(Business in Cameroon) - On November 21, Guinean Head of State Alpha Condé officially inaugurated the National Investment Bank of Guinea (Banque Nationale d’investissements de Guinée-BNIG). This banking institution (expected to boost the country’s development) was established with the technical support of Afriland First Group, official sources reveal.
Afriland First Group (a Swiss holding company controlled by Cameroonian businessman Paul Kammogne Fokam) "managed all the operations related to the designing, studies, establishment, approval submission, recruitment, training, start-up, and operationalization of the BNIG," a source close to the case explains.
The head of the administrative board of the new bank is Paul Kammogne Fokam (Head of Afriland First Group that will continue its support to the BNIG). In the same vein, Cameroonian citizen Guy Laurent Fondjo (who is CEO of Afriland First Bank Guinea and economic advisor to President Alpha Condé) has been appointed Secretary of the said board.

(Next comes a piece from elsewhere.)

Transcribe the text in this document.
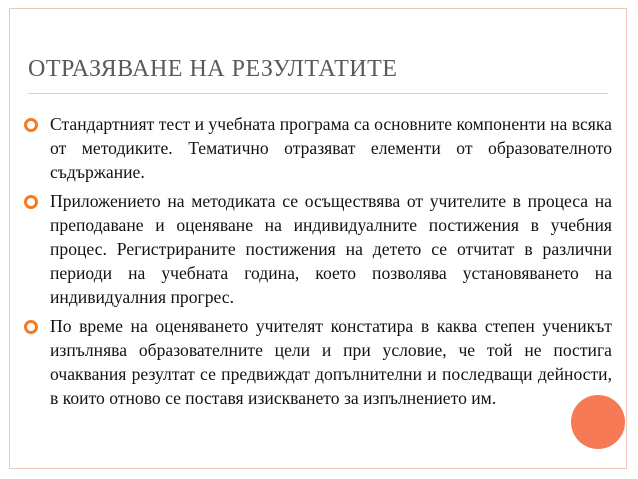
ОТРАЗЯВАНЕ НА РЕЗУЛТАТИТЕ
Стандартният тест и учебната програма са основните компоненти на всяка от методиките. Тематично отразяват елементи от образователното съдържание.
Приложението на методиката се осъществява от учителите в процеса на преподаване и оценяване на индивидуалните постижения в учебния процес. Регистрираните постижения на детето се отчитат в различни периоди на учебната година, което позволява установяването на индивидуалния прогрес.
По време на оценяването учителят констатира в каква степен ученикът изпълнява образователните цели и при условие, че той не постига очаквания резултат се предвиждат допълнителни и последващи дейности, в които отново се поставя изискването за изпълнението им.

Also, through Afriland First Bank Guinea, Paul Kammogne Fokam owns 10% of the new bank's capital, while the remaining 90% is owned by the Guinean state.
“In 1958, Guinea started developing a pan-African policy we are all proud of. Those who are unaware of it will wonder how the national investment bank of Guinea can be managed by a Cameroonian (…) this is pan-Africanism at play. Dr.Fokam introduced the MC2-MUFFA model (Ed.note: a network of microfinance institutions) in Guinea and the model was successful. Yet, it can not help small producers while our ambition is to be self-sufficient (…) This is why the national investment bank of Guinea was created. Via appropriate measures, it will collect savings nationwide and set the guidelines for investments in the industrial, agriculture, handicraft, and commercial sectors,” Alpha Condé commented. The Guinea President expects that thanks to BNIG, his country will become a rice exporter "within two years."
With a capital of 100 billion Guinean francs, "BNIG will set up an agropole system that integrates agricultural production, processing, and distribution. This means that you will no longer be afraid to produce since you will have a market where you can sell your products. To achieve the objective set by the government, it will be necessary (in addition to agropoles) to develop industrial poles that will be protected by the State,” Paul Kammogne Fokam comments.